Elle remonta à l’étage avec une assiette fumante, ressentant aussitôt la froideur des courants d’air venant de la chambre. Elle se précipita pour retrouver la fenêtre ouverte, son père dans le fauteuil, la couverture à ses pieds.
Posant le plat, elle referma les battants sans s’énerver et remit la couverture en place :
- Tu ne devrais pas te punir comme ça, dit-elle doucement.
Elle voulut lui reprendre la main, mais son poing était trop serré. S’il n’y avait pas eu la fenêtre ouverte, elle n’aurait même pas su qu’il pouvait encore bouger.
Tirant la chaise du bureau à elle, Rose prit l’assiette de poulet sur ses genoux et piqua un morceau du bout de sa fourchette :
- S’il te plait, il faut que tu manges, dit-elle. Allez.
Ron tourna la tête, la regarda sans la voir, puis ouvrit docilement la bouche :
- C’est bien, sourit-elle. Allez, encore une. Ça te plait ?

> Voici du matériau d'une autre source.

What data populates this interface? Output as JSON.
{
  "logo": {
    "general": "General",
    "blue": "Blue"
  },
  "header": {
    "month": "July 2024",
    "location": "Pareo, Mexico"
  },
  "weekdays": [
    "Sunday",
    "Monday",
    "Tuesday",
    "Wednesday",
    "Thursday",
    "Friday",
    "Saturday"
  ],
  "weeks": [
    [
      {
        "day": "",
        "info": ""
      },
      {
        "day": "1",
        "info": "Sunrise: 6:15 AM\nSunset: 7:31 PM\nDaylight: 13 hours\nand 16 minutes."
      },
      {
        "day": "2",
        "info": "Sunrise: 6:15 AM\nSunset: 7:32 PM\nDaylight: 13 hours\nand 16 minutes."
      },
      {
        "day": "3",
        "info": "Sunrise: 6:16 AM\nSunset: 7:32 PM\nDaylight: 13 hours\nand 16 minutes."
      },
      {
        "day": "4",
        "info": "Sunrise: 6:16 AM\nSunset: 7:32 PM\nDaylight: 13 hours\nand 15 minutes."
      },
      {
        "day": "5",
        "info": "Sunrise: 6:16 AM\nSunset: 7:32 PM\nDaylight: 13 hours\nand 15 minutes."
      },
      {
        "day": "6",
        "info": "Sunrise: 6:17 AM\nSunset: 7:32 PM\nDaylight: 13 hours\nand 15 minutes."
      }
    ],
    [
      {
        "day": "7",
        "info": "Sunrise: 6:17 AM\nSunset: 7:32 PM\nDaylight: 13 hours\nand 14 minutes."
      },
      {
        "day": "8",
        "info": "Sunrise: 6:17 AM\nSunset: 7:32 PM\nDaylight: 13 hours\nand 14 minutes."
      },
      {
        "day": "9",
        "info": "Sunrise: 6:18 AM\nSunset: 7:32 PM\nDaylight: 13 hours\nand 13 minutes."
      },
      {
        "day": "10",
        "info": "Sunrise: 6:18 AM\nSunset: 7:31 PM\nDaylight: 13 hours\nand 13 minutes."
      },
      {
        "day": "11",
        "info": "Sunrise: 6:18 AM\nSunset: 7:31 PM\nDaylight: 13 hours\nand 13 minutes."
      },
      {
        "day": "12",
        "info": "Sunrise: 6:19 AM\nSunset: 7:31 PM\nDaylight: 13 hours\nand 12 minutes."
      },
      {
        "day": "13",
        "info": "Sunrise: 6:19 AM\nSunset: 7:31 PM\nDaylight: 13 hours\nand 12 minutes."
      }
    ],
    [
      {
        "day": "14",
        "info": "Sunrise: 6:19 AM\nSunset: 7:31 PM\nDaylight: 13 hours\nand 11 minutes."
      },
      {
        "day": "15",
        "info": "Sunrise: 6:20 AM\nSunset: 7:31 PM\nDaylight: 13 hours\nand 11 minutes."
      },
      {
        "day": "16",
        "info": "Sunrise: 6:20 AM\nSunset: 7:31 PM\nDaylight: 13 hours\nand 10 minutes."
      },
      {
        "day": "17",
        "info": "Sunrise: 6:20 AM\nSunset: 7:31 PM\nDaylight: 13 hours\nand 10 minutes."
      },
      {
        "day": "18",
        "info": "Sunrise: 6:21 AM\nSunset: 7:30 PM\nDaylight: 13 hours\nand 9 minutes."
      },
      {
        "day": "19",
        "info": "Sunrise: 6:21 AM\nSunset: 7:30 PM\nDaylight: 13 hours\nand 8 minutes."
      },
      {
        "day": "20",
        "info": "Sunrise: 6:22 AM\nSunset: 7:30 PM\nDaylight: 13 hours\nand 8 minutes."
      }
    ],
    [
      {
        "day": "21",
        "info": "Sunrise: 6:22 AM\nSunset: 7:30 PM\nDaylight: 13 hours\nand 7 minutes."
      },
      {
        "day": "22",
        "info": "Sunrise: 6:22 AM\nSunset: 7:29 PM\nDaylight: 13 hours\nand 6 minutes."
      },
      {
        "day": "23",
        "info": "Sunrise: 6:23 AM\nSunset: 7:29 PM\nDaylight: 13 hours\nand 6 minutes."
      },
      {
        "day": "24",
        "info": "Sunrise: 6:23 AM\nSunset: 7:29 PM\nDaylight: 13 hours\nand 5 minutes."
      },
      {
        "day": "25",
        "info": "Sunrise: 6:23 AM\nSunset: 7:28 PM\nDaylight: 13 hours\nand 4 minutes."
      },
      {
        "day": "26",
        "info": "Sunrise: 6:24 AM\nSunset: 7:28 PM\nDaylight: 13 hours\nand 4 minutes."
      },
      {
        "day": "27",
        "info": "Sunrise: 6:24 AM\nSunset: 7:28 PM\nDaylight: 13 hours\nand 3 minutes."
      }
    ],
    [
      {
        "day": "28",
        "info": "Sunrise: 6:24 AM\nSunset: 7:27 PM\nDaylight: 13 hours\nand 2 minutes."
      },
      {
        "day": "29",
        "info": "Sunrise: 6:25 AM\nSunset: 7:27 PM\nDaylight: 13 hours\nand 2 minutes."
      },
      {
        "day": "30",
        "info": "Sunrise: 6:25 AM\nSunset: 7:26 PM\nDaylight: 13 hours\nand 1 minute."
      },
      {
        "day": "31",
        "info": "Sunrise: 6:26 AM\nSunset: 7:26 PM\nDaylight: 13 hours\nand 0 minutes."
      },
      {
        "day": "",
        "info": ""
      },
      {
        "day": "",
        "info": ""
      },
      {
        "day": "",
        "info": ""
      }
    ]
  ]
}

Il continua de manger, ce qui était sa manière de dire oui. Rose lui donna la becquée dans le silence paisible du crépuscule, surprise par la sérénité de l’instant, elle et son père, unis par un lien invisible aux yeux de tous les autres. Malgré les circonstances, elle appréciait ces moments partagés, la confiance exprimée entre les mots, plus sincère que jamais, car elle émergeait d’une souffrance extrême. Rose était émue, à la fois par la faiblesse de son père et par l’amour qu’elle lui portait, sa volonté d’apaiser une infime fraction de ses tourments, si c’était possible. Pourquoi les autres étaient-ils incapables de comprendre cela ? Pourquoi était-ce si facile pour eux de fermer les yeux, de le laisser livré à lui-même, en ignorant le mal qui lui avait été fait ? Pourquoi, à seize ans, était-elle la seule à rester ?
Essuyant la naissance d’une larme, Rose tamponna doucement les lèvres de son père et lui fit boire un peu d’eau :
- Ça va mieux, n’est-ce pas ?
Elle estimait qu’il devait avoir un peu dessaoulé à présent, aussi mobilisa-t-elle ses forces pour la tâche qui l’attendait :
- On va aller prendre un bain, d’accord ? Papa ?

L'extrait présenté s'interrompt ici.